Being a new member in this cool informative site, i would like to share my newest attempt to bake a Mild Rye loaf (50% AP). Pictures attached will do the talking. However, the crumb was gilatinous and rubbery, beacuse the dough was very hydrated. The end result, had a bland taste rubbery crumb, though airy and somewhat spongy. I'll reduce hydration next time.


I don't have any vital gluten, so i kneaded the dough in runnung water to get rid of some starch.


Iam learning as i go..


 

Comments

PMcCool's picture
PMcCool

Why not try the recipe as it is written?  Your process, while creative and novel, introduces factors that you cannot control; specifically the amount of starch that is removed from the dough and the amount of water that is added to the dough.  As you have experienced, that leads to an unpredictable outcome.
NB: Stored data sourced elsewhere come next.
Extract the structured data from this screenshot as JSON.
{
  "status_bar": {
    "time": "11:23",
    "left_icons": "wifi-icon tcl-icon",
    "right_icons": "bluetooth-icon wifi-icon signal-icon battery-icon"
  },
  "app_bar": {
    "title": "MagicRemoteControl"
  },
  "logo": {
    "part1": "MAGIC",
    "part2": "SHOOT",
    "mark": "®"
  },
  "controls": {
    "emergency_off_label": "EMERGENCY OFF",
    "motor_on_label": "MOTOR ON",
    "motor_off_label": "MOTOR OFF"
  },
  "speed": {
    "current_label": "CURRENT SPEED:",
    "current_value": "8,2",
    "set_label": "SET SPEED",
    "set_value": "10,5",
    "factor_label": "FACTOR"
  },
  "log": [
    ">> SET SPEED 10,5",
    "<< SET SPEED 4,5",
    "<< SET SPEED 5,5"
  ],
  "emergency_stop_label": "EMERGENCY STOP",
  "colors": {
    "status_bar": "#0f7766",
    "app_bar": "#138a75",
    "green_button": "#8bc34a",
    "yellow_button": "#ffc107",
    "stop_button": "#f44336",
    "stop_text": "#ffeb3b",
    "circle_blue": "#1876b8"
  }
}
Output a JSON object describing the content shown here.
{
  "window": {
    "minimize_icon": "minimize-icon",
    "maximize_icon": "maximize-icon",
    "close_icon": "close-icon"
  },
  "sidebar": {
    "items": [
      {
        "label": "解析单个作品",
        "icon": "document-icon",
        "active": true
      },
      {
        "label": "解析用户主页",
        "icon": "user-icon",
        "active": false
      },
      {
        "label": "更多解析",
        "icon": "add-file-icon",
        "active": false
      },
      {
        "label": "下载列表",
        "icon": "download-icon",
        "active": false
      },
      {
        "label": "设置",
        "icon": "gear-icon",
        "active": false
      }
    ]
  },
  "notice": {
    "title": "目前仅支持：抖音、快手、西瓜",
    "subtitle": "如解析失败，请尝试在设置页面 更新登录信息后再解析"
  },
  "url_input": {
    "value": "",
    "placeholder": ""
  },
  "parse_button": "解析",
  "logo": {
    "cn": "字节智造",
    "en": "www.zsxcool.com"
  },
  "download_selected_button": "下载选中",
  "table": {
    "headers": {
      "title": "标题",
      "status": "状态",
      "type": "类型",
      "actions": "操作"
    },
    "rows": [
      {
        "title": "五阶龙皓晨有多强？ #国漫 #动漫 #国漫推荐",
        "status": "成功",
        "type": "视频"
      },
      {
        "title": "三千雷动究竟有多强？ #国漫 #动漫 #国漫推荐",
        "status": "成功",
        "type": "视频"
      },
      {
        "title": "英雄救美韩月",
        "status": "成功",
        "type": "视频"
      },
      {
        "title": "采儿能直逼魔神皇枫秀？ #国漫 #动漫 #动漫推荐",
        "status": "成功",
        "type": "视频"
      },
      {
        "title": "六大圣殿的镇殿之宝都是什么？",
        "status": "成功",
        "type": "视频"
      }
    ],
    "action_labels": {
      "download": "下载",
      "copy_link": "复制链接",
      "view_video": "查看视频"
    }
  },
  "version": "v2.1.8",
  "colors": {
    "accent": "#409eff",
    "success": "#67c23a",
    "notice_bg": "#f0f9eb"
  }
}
Try making the bread as specified in the recipe, preferably several times, so that you have an understanding of how the bread is supposed to turn out.  If the bread is too crumbly, then you might want to consider adding gluten.  Then again, a higher hydration level might be the answer.  Make a few batches where the only thing you change from the base recipe is the amount of gluten.  Make another few batches where the only thing that varies from the base recipe is the hydration level.  Keep notes of what changed going in, and what changed in the finished bread. 


While I understand the reasoning behind adding gluten, or flours with a high gluten content, when making breads with a significant percentage of rye, it strikes me as counter-productive.  Dough for wheat breads behaves the way it does because of the characteristics of the wheat flour.  Dough for rye breads behaves the way it does because of the characteristics of rye flour.  By understanding the attributes of each, we can bake breads that exploit those traits, rather than trying to force either to behave like the other with additives or subtractions.  Simple thinking, I know, but, hey, I'm simple-minded some days.


Enjoy your bread, however you make it.


Paul

Mebake's picture
Mebake

Thanks for valuable advice, i will reduce hydration and skip the extra gluten.


Thanks again , i am delighted to get some feedback.